El mero hecho de escuchar ese nombre fue suficiente para que el calvo sustituyera su gesto agrio por una sonrisa tan estúpida como la de su colega.

—¿La guarrilla pelirroja? —Aquello me puso a cien.

—¿Todavía hace mamadas a dos euros? —añadió Etxebe.

Cada vez que salía el tema me daba un ataque de cólera. Malditos hijoputas, sabían de sobra que Sa Kené ya no ejercía, que había empezado una vida nueva y llevaba casi un par de años trabajando en la farmacia.

—¿Dónde se pide la vez? —remató el calvo.

No pude aguantar más. En unos segundos me libré del disfraz de ratón y lo arrojé al suelo.

—¡Me largo! —les dije, saliendo del stand.

—¿A dónde? —el calvo.

—¿Estoy detenido?

—No.

—Entonces puedo ir adonde se me ponga, ¿verdad?

—¡Por supuesto! ¿Te lo has pensado mejor y vas a rezar a la mezquita?

—¡Iros a la mierda! —murmuré, dándoles la espalda. En cualquier otro momento esa respuesta habría tenido graves consecuencias, pero entonces tan solo provocó las risotadas de los dos policías. El chaparrón, no obstante, me llegó por otro lado; mientras me alejaba, oí unos gritos a mi espalda, giré la cabeza y vi que el librero de Etxean venía a toda prisa detrás de mí.

—¿A dónde te crees que vas? —voceó todo gallito mientras me adelantaba para cortarme el paso.

—¿A ti qué te importa?

—Me importa mucho. Hemos hecho un trato y lo tienes que cumplir. Si te largas ahora, ni se te ocurra volver —dijo en tono amenazante.

—Tranquilo, no vas a verme más por aquí. —Le esquivé y continué hacia adelante.

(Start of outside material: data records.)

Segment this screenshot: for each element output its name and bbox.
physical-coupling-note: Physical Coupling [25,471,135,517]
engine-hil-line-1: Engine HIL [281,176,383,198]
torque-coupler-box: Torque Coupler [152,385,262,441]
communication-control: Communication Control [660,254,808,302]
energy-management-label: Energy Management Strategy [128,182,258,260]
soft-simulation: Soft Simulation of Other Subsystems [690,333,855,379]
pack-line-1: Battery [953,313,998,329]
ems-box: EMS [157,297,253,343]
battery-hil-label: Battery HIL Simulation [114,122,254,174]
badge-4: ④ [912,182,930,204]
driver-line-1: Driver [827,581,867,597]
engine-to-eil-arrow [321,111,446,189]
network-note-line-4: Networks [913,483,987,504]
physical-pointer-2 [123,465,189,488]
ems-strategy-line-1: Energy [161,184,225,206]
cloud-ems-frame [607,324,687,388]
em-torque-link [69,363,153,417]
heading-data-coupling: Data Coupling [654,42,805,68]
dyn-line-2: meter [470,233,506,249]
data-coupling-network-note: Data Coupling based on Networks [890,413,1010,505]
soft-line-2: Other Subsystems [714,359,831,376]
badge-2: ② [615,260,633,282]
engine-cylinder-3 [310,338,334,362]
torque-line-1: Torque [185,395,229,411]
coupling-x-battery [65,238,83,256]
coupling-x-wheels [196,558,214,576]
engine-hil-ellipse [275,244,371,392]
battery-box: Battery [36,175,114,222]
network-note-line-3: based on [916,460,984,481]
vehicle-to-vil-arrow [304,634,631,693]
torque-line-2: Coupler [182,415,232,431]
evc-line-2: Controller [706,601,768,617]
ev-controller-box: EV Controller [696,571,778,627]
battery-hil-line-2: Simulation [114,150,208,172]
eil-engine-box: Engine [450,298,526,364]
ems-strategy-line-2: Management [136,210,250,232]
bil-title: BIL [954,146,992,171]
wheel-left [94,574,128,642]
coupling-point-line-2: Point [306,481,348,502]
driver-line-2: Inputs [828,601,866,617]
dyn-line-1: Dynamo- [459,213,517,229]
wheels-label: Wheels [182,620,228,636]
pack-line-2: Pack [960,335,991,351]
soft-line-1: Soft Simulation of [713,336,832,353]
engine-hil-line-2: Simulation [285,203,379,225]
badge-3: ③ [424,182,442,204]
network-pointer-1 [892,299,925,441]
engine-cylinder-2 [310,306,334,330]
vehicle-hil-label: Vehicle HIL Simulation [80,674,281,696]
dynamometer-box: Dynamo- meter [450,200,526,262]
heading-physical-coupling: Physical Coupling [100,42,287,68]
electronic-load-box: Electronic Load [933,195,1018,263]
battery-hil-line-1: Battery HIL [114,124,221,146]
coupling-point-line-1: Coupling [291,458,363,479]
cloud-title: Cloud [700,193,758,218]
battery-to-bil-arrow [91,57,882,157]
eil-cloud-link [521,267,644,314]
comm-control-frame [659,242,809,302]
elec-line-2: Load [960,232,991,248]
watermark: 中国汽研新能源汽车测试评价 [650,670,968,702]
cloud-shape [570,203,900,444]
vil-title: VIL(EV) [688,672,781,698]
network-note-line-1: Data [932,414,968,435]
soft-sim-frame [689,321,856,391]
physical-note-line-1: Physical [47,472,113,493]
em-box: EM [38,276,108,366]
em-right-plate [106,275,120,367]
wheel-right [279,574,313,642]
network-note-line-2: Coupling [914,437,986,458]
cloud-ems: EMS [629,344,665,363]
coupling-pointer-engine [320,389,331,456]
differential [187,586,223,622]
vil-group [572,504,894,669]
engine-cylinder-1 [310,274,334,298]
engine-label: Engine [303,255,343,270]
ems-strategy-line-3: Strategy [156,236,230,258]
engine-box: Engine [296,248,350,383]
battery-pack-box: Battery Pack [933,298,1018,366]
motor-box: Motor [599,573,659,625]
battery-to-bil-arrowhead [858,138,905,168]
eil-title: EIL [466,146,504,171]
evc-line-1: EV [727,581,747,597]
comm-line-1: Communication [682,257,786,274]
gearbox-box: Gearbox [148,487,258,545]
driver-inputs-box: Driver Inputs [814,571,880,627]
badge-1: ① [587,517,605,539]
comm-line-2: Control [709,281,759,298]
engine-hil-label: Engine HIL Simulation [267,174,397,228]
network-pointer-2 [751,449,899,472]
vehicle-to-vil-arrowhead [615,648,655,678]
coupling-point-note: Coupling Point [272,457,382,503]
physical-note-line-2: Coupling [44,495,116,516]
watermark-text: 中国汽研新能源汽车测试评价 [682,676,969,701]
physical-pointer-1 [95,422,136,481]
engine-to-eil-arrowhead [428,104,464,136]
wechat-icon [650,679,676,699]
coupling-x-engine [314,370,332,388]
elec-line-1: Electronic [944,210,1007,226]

—Ya sabía yo que no podía fiarme de ti. —Estaba rabioso de verdad, casi tanto como yo—. Todos los negros sois iguales, unos impresentables.

Me detuve y sentí ganas de volver adonde aquel miserable para romperle los morros de un puñetazo; pero no me convenía complicar las cosas todavía más y seguí caminando mientras los ertzainas se divertían con el espectáculo.

—Mejor que te largues, sí —añadió el librero—, me has atufado el puesto con tu olor a mierda. ¿No te has limpiado bien el culo o qué? ¡Vuélvete a África!

Me detuve en seco y sentí otra tentación, la de volver al stand y contarles a su mujer y a su hija que el señor de la casa no trataba así a todos los africanos, que con las prostitutas nigerianas de la Palanca se arreglaba mucho mejor, aunque regatease el precio hasta con las más baratas. Estuve a punto de hacerlo, sí; pero al final no quise ser tan cruel. Aquellas pobres ya tenían bastante castigo con aguantar a semejante tipejo, ¿qué ganaba yo con aquello? No merecía la pena seguir allí ni un segundo más, de modo que eché a andar y continué sin mirar hacia atrás. Al llegar a la par del último árbol del Arenal, me detuve y examiné mis zapatos. No vi rastros de caca; pero, entre la que había pisado antes (la de los perros del barrio), y la que me estaban echando encima (los perros con pistola), la verdad es que me sentía pringado de mierda desde la cabeza hasta los pies. Restregué con rabia las suelas de los zapatos contra unos hierbajos secos hasta que los arranqué de la tierra.